Machine learning made easy

Regularizing neural networks with dropout and with DropConnect

We continue with CIFAR-10-based competition at Kaggle to get to know DropConnect. It’s supposed to be an improvement over dropout. And dropout is certainly one of the bigger steps forward in neural network development. Is DropConnect really better than dropout?

TL;DR DropConnect seems to offer results similiar to dropout. State of the art scores reported in the paper come from model ensembling.


Dropout, by Hinton et al., is perhaps a biggest invention in the field of neural networks in recent years. It adresses the main problem in machine learning, that is overfitting. It does so by “dropping out” some unit activations in a given layer, that is setting them to zero. Thus it prevents co-adaptation of units and can also be seen as a method of ensembling many networks sharing the same weights. For each training example a different set of units to drop is randomly chosen.

The idea has a biological inspiration. When a child is conceived, it receives half its genes from each parent. Because of this the genes cannot rely on a presence of any other particular genes and it forces them to be useful on their own and play well with unknown others.

Dropout is known to work well, although not always:

In vision tasks, input features are commonly dense, while in our task input features are sparse and labels are noisy. In the dense setting, dropout serves to separate effects from strongly correlated features, resulting in a more robust classifier. But in our sparse, noisy setting adding in dropout appears to simply reduce the amount of data available for learning.


DropConnect by Li Wan et al., takes the idea a step further. Instead of zeroing unit activations, it zeroes the weights, as pictured nicely in Figure 1 from the paper:

The main difference is that the binary mask is irregular, while for dropout it’s formed of interlocking horizontal stripes from one layer and vertical stripes from the other layer.

The interesting thing about DropConnect is that it’s currently state of the art in many deep learning classification tasks, for example on CIFAR-10.

Previous state-of-the-art is 9.5% (Snoek et al., 2012). Voting with 12 DropConnect networks produces an error rate of 9.32%, signiffcantly beating the state-of-the-art. [Li Wan et al.]

The details

We looked at this closer and found out that DropConnect’s good result on CIFAR comes mainly from model ensembling. The authors train 12 models. Each of them achieves a testing error of about 11%. But when you put them together by simply averaging their predictions, you get 9.32%.

./model_fc128-dcf-50/run01_pred_mean.mat----Testing Error: 0.1139
./model_fc128-dcf-50/run02_pred_mean.mat----Testing Error: 0.1145
./model_fc128-dcf-50/run03_pred_mean.mat----Testing Error: 0.1096
./model_fc128-dcf-50/run04_pred_mean.mat----Testing Error: 0.1123
./model_fc128-dcf-50/run05_pred_mean.mat----Testing Error: 0.1126
./model_fc128-dcf-50/run06_pred_mean.mat----Testing Error: 0.1117
./model_fc128-dcf-50/run07_pred_mean.mat----Testing Error: 0.1091
./model_fc128-dcf-50/run08_pred_mean.mat----Testing Error: 0.1152
./model_fc128-dcf-50/run09_pred_mean.mat----Testing Error: 0.1137
./model_fc128-dcf-50/run10_pred_mean.mat----Testing Error: 0.1125
./model_fc128-dcf-50/run11_pred_mean.mat----Testing Error: 0.1131
./model_fc128-dcf-50/run12_pred_mean.mat----Testing Error: 0.1092
mean:  11.2283333333  std:  0.19586701838
After combine----Testing Error: 0.0932

From the paper results, DropConnect seems to offer a similiar performance to dropout in terms of accuracy, although the details are somewhat complicated due to a large number of model hyperparameters involved - things such as network architecture and the length of training.

What’s interesting is that both form of regularizations lend themselves to use in ensembles (even though dropout and DropConnect can be seen as ensembles).
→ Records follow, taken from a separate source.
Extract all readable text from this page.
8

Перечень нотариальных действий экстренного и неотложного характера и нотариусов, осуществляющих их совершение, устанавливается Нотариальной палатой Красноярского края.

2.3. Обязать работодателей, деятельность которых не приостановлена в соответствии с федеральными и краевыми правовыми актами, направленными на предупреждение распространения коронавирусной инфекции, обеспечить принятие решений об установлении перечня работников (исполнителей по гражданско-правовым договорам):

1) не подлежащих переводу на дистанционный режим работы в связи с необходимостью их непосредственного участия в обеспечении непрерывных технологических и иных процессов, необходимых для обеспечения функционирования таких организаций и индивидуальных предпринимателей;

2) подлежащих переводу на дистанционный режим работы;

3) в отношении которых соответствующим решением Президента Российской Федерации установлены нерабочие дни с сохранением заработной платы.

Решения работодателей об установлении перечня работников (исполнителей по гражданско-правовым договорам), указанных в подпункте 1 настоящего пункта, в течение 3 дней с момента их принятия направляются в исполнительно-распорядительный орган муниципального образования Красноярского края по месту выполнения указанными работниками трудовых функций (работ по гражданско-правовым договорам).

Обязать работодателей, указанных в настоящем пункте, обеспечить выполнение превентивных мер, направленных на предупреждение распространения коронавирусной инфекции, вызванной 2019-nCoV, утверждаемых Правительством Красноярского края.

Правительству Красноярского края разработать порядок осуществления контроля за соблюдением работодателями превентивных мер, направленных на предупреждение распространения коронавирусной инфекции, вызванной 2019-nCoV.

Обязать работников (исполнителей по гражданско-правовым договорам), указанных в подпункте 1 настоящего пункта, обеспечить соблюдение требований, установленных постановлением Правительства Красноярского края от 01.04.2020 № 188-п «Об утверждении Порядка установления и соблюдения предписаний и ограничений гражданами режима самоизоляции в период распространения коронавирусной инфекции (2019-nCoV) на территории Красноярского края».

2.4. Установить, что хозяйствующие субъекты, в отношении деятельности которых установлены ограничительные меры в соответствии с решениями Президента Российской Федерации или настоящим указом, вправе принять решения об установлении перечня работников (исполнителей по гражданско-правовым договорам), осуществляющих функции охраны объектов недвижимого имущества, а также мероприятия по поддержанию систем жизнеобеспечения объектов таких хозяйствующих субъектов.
Ensembling is a computationally-costly but effective way of decreasing test error. Because of these features it’s often used in competitions, probably more often than in “real-life” applications. The simplest for is bagging, or model averaging: you train a bunch of models and average their predictions, as seen above.

For each test example each model outputs a probability for each class. That gives 12 10000x10 matrices. The authors just add them and take argmax of each row to get indexes of the most probable class:

class_indexes = np.argmax( the_matrix, 1 )  

At Kaggle

We managed to exactly reproduce the CIFAR-10 error score from the paper on the Kaggle CIFAR-10 leadearboard, obtaining a second place. We used models trained by Li Wei to form predictions for the Kaggle testing set.

Even though the whole exercise felt like a one-time hack, we publish files we modified to get them working for the interested. We suggest comparing them to the originals to find out what the modifications are.

As John D. Cook writes:

Programmers need to understand that sometimes a program really only needs to run once, on one set of input, with expert supervision.

We would like to thank Li Wan for assistance in getting his code to work.